Medrese eğitiminde temel unsur müderrislerdi. Osmanlı Eğitim Sisteminde, talebe’nin hangi medresede okuduğu değil, ama hangi hoca’dan ders aldığı önemliydi. Talebe okuduğu her bir derse, başkalarına okutacak kadar vakıf olursa hocası o talebe’ye okuttuğu bu ders’ten icâzetnâme verirdi. İcâzetnâme’ler, “Mücâz” veya “Mücâz, Mücîz” olarak tevcih edilirdi. Müderris dersini tamamlayan talebesine kabiliyetine göre, ya sadece kendisine icazet verir, o zaman talebe “Mücâz” dır, yahut da talebenin de bir başkasına icâzet verme yetkisiyle icâzet verir ki, bu takdirde de talebe “Mücâz, Mücîz”dir. Bir misâl olarak arzetmek gerekirse, Sahib-i Zaman, Mürşid-i Kâmil ve Mükemmil, Müceddid ve Medâr Mürşid, Süleyman Hilmi Silistrevî Efendi Hazretleri, Süleyman Hilmi Tunahanı (K.S.) Fatih Müderris’lerinden, Bafralı Ahmed Efendi’den, mücîz de olmak üzere icâzet almıştır. (Yâni kendi okuttuğu talebesine de icâzet verme yetkisiyle kendisine icâzet verilmiştir.)
İcâzetnâme’ler, günümüz diploma ve sertifikalarına hiç benzemezdi. İcâzet veren müderris, talebesine hangi ders’ten icâzet veriyorsa, o dersi kimden tahsil ettiğini, kesintisiz bir silsile ile, Hazreti Peygamber’e kadar zikretmek mecbûriyetindeydi.

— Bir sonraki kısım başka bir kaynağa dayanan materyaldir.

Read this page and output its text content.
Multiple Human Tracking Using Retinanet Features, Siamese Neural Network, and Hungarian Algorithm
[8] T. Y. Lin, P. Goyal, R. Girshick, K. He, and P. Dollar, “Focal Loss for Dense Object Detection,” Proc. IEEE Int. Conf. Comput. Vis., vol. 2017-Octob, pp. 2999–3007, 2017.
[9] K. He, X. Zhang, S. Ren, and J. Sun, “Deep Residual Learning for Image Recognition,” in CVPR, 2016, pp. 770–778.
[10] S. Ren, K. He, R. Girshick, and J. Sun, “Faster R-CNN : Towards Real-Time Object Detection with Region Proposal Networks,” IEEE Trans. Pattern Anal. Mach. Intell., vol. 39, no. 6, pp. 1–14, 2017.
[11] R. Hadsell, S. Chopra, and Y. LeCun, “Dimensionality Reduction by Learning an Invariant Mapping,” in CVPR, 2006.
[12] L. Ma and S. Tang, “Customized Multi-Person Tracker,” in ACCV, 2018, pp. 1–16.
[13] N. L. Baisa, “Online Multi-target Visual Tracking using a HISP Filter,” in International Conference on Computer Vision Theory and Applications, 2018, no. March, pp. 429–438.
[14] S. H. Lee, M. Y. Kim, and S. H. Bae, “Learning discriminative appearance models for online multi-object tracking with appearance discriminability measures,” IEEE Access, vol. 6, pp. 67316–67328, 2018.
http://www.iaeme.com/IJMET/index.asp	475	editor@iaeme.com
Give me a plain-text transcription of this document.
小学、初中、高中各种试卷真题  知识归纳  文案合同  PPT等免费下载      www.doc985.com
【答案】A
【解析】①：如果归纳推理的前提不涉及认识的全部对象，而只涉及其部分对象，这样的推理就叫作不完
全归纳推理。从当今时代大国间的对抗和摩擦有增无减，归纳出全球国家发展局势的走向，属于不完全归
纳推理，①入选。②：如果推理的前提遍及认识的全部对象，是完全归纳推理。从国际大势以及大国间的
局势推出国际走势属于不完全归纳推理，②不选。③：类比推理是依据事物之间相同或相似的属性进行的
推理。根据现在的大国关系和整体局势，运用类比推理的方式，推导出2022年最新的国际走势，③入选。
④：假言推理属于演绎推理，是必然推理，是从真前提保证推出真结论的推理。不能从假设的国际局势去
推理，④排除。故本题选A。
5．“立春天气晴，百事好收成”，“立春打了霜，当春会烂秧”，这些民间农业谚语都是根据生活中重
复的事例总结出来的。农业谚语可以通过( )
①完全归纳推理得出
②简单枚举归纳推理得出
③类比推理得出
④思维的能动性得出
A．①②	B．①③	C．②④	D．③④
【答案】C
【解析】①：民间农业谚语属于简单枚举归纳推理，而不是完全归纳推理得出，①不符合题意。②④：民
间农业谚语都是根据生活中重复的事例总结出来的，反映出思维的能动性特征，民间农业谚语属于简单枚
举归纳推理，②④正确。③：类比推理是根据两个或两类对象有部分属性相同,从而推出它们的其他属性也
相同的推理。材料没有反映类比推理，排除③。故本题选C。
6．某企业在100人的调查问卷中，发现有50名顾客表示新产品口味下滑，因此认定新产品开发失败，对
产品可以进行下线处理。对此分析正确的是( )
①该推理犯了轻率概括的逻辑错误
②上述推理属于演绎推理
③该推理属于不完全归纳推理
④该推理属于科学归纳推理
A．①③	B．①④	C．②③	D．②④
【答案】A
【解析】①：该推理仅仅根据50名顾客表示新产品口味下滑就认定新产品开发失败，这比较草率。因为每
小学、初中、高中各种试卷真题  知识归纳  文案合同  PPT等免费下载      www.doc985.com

Silsile’de kopukluk ve kesinti olması halinde, o müderris aslâ icazet vermez-veremez, vermeye kalkarsa da, hiç kimse bu icazete i’tibar etmez. Süleyman Efendi Hazretleri’ne icâzet vermiş olan Bafralı Ahmed Efendi Hazretleri, silsilesini kesintisiz olarak, Abdullah İbn-i Mes’ud radiya’llâhu anh vasıtasıyla Resûl-i Ekrem sallla’llâhu aleyhi ve sellem Efendimize dayandırmıştır.
Medrese’lerin, 03 Mart 1924 tarihinde lağvedilmesinden önce, Süleymaniye Medrese’lerinin Âlî kısmında, Tefsîr ve Hadis Mütehassısı, (Hadis ve tefsir profesörü) olarak vazife yapıyorken, Dersiâmlık unvanı verilerek, diğer pekçok müderris gibi vazifesine son verilmişti.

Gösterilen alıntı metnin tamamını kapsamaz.